Die Vereinigung stellt sich vor

Die Gründung der Kanzler*innenvereinigung geht auf die frühen Nachkriegsjahre zurück. Inzwischen sind nahezu alle deutschen staatlichen Universitäten Mitglied der Vereinigung. Sie versteht sich zum einen als Interessenvertretung der Kanzler*innen auf Bundesebene und zum anderen als Plattform für den kollegialen Austausch. Ebenso wie die Anzahl der Mitglieder hat sich das Themenspektrum der Vereinigung stark erweitert. Von der Diskussion rein rechtlicher Fragen stehen – beflügelt durch die Autonomie der Hochschulen – heute oftmals strategische Themen im Mittelpunkt der gemeinsamen Diskussionen. 

 

Wissenschaftsmanagement meets Verwaltung

Universitätsverwaltung bedeutet heute weniger Verwalten im klassischen Sinne, sondern ist vielmehr Wissenschaftsmanagement. In der täglichen Umsetzung bedeutet dies, dass die Kanzler*innen die Aufgabe haben, ein Umfeld für die wissenschaftlichen Einrichtungen zu schaffen, durch das sie in der Wahrnehmung ihrer Eigenverantwortung gestärkt werden. Aus der Gleichzeitigkeit vom Gewähren maximaler Freiräume für Forscher*innen auf der einen Seite und dem Vorgeben klarer Organisationsstrukturen, Abläufe und Verfahren zur Bewahrung der Funktionsfähigkeit der Universität auf der anderen Seite entsteht ein stetes Spannungsfeld, in dem sich die Kanzler*innen bewegen. Verwaltung in diesem Sinne ist eine Unterstützungsleistung für die Wissenschaft. Sie umfasst inneruniversitäre Bereiche wie Finanzen, Personal und Liegenschaften ebenso wie Qualitäts- und Organisationsentwicklung, aber auch die Auseinandersetzung mit politischen Fragestellungen, die Kooperation mit nicht wissenschaftlichen Einrichtungen und das Schnittstellenmanagement mit den Wissenschaftsministerien gehören zu den Aufgaben der Kanzler*innen.

 

Wissensaustausch

Einhergehend mit der Komplexität des Amtes der Universitätskanzler*innen gewinnt der kollegiale Austausch auf der Ebene der Kanzler*innenvereinigung an Bedeutung.

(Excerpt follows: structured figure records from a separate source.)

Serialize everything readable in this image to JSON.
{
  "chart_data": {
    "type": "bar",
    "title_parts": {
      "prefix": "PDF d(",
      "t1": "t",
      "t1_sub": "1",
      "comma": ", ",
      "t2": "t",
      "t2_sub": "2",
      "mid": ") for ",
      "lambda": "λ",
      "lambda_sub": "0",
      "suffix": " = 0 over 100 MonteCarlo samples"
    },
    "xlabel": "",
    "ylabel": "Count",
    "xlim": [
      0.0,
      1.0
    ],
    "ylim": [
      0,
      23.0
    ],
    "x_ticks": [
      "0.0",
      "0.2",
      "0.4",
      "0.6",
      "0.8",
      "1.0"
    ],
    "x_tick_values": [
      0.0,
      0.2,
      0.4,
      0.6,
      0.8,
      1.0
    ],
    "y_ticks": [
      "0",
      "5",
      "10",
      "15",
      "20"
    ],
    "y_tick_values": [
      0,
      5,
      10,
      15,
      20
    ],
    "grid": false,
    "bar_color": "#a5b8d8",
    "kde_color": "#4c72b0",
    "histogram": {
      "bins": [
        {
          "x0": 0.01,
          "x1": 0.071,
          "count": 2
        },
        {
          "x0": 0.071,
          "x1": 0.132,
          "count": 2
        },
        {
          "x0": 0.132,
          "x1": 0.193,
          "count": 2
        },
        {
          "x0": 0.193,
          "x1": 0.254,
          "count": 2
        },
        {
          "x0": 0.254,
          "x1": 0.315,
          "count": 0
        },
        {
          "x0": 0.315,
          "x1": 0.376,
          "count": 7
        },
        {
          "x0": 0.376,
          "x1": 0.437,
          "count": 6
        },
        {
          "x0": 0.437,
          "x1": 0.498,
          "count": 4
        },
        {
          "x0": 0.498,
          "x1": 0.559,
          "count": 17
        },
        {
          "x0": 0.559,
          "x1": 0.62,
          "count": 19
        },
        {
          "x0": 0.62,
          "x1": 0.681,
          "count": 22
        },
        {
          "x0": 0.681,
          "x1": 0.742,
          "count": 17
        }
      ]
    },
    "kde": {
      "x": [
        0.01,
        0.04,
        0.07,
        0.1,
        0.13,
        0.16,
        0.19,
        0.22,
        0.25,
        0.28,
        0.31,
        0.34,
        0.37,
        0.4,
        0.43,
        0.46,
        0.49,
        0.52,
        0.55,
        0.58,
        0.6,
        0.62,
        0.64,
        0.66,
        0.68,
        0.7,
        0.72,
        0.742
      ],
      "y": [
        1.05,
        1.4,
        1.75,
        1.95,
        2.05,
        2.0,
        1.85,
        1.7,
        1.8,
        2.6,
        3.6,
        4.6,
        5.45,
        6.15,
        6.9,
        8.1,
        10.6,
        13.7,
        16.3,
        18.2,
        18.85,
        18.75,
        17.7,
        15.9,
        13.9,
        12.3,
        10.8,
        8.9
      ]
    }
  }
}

So haben sich verschiedene Arbeitskreise etabliert, die ebenso Grundsatzthemen der Hochschuladministration wie aktuelle politische Problemstellungen bearbeiten.

 

Kooperationen

Neben der Förderung des Austauschs und der Erarbeitung gemeinsamer Stellungnahmen ist die Interessenvertretung eine weitere Säule der Kanzler*innenvereinigung. Dazu pflegt der Vorsitz der Vereinigung Austausch mit dem Bundesministerium für Bildung und Forschung (BMBF) sowie mit nationalen Wissenschaftsorganisationen wie der Hochschulrektorenkonferenz (HRK), der Deutschen Forschungsgemeinschaft (DFG), dem Wissenschaftsrat (WR), dem Deutschen Akademischen Austauschdienst (DAAD) und dem Deutschen Hochschulverband (DHV).

 

 


Die Struktur der Vereinigung

Um dem Anspruch der Interessenvertretung aller Universitätskanzler*innen Deutschlands gerecht zu werden, ist ein von allen getragenes Commitment Voraussetzung. Die Verständigung über ein gemeinsames Vorgehen erfolgt über den Sprecherkreis. Diesem gehören der bzw. die Vorsitzende der Vereinigung (Bundessprecher*in), seine bzw. ihre Vertreter*innen (Sprecherteam) und die Landessprecher*innen an. Der Sprecherkreis tagt fünfmal im Jahr und steht darüber hinaus im ständigen Austausch.

 

Der Sprecherkreis befasst sich mit übergeordneten Fragen der Universitätsentwicklung und koordiniert darüber hinaus die Aktivitäten der Arbeitskreise. Die Arbeitskreise, in denen sich Kanzler*innen engagieren, werden vom Sprecherkreis zur Bearbeitung aktueller Themen im Hochschul- und Wissenschaftsbereich eingesetzt.